Мамай раскланялся и попросил на чистейшем итальянском языке вместо вина воды. Это понравилось консулу. Ему подали воды, и консул спросил:
— Чего ты хочешь?
— Я хочу быть московским царём, — Мамай дерзко приосанился, переступил с ноги на ногу и взмахнул камчой.
— Ты многого хочешь, Мамай! — консул прищурил свои пронзительные глаза, но на удивление не расхохотался, не позвал стражу, чтобы схватить наглеца и выдать великому хану Бердибеку.
— Я найду в себе силы, великий консул. С вашей помощью, — уже тише добавил Мамай.
— Тебе известно, что ваших царевичей и даже простых сотников пожирает самолюбие и сжигает борьба за власть.
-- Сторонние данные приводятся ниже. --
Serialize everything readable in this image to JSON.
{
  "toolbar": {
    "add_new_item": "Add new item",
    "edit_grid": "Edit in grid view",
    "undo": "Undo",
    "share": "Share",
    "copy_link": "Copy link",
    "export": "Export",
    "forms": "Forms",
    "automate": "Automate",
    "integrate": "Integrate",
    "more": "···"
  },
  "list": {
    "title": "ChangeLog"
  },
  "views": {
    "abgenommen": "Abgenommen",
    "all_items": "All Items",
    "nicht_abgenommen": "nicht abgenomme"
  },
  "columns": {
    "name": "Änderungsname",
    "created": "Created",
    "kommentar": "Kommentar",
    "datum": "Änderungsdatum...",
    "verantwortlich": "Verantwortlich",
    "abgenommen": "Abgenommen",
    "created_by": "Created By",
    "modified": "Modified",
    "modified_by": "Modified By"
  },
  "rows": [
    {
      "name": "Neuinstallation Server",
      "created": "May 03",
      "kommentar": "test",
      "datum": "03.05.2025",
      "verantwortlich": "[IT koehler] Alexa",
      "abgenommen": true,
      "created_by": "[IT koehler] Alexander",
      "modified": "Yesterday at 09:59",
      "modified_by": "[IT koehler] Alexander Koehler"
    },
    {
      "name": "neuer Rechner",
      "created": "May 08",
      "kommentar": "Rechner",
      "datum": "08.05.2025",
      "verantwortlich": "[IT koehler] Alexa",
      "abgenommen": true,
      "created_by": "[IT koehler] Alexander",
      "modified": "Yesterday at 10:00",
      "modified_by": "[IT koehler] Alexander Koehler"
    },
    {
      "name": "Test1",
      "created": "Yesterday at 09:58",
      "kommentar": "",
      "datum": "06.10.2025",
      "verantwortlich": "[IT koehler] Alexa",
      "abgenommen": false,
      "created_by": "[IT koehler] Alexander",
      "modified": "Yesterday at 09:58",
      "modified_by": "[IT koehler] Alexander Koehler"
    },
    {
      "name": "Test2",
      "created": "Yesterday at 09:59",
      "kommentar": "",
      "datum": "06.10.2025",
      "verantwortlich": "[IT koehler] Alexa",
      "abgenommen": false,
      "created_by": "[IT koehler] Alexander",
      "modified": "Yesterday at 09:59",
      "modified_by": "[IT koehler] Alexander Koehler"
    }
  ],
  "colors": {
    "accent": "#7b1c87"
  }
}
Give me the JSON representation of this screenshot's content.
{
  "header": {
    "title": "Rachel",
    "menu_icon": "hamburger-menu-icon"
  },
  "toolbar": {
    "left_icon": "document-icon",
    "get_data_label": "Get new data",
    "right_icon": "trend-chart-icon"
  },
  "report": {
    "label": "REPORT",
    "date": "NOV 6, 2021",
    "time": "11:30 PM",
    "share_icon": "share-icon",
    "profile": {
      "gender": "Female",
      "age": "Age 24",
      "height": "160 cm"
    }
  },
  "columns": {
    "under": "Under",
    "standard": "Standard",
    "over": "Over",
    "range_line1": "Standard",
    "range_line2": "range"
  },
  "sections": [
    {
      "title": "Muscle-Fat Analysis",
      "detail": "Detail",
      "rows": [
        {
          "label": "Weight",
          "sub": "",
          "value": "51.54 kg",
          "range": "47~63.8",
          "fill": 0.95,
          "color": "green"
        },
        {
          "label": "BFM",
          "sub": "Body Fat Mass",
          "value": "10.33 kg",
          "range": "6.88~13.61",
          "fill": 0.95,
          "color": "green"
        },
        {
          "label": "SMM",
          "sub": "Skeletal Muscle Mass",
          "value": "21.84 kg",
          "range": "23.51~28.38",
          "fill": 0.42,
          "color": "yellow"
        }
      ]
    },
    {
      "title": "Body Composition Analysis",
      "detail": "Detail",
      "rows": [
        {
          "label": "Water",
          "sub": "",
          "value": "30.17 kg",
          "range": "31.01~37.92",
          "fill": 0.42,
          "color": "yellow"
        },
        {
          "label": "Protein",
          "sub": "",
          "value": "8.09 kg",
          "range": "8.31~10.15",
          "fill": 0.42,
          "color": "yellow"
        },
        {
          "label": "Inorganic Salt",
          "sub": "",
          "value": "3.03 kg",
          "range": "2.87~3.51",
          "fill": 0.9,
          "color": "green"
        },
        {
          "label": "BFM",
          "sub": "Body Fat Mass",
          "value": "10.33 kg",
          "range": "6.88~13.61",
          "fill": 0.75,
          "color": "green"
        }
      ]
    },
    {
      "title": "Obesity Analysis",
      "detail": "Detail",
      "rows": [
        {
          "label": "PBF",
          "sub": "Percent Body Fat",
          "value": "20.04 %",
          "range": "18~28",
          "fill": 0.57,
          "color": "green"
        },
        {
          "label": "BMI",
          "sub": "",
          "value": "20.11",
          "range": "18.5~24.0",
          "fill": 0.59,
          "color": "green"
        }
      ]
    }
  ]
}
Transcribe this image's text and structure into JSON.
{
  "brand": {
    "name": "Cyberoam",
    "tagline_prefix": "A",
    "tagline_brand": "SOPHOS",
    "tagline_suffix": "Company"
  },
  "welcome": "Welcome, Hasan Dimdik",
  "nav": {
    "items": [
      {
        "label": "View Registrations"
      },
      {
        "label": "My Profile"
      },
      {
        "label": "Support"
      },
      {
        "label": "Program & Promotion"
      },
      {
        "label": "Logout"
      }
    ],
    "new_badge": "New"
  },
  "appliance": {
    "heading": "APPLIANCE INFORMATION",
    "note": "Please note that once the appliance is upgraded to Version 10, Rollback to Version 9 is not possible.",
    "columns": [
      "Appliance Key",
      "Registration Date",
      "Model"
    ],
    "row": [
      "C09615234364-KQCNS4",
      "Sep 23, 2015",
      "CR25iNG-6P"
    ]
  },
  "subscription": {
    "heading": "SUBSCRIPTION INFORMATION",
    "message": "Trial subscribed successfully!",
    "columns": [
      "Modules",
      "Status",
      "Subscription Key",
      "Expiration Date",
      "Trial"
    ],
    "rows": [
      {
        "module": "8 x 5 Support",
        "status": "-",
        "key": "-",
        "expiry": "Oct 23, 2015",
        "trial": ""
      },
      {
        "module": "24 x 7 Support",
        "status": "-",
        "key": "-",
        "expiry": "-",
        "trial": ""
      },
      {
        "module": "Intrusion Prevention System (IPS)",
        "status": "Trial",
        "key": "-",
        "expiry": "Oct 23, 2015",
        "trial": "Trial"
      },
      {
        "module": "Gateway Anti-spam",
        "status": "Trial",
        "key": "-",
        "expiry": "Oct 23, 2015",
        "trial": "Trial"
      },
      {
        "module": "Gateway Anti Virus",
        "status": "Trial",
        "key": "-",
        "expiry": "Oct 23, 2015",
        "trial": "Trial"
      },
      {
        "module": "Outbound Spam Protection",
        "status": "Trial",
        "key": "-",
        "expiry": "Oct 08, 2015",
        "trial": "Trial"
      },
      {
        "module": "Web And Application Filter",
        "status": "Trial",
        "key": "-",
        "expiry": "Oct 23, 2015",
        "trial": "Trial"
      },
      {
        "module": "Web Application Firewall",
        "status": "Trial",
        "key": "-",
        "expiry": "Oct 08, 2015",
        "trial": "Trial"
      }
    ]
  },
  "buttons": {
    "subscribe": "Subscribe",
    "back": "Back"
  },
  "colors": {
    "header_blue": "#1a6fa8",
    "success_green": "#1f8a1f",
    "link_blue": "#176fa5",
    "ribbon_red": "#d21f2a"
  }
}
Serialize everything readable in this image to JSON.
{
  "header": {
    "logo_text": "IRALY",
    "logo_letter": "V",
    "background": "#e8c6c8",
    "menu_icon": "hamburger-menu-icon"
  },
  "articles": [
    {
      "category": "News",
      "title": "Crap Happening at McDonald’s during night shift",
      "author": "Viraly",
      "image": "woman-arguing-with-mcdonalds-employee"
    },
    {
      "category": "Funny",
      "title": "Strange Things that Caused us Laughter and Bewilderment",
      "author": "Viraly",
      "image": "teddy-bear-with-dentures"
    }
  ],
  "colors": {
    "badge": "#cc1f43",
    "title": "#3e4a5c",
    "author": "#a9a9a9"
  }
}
Вы стали тоже ненавидеть друг друга, как русские... — карие глаза генуэзца, взиравшие на чёрного темника, расширились, и в них заплясали искорки.
Самонадеянный Мамай выдержал взгляд. Да, ему было известно всё, и как раз на этом он и хотел сыграть. И... отыграться!
Он был бит и не единожды, и не дважды за время скитаний! Ему хотелось мстить. И не важно кому: монголам, русским или же пришельцам из далёкой Генуи. Он с тревогой посмотрел на консула: не прочитал ли тот его мысли?..
В мраморном зале генуэзского замка возле пыточной машины стояли со свечами в руках аргузии в красных плащах, и в их кровожадных глазах светились ожидание и надежда. Эту надежду Мамай вдруг уловил и в глазах генуэзского консула...
Консул подошёл к окну и отдёрнул тяжёлую штору: в мраморную комнату хлынул солнечный свет, аргузии затушили свечи и неслышно удалились. Мамай взглянул в окно: на рыночной площади, где в последний раз жгли чумные трупы, продавали рабов. Купцы съезжались сюда со всего света. Особенно много их было из Италии, Ирана, Бухары, Китая и Индии. Около берега ошвартованные у деревянных причалов толстыми пеньковыми канатами в ожидании живого товара покачивались гребные галеры.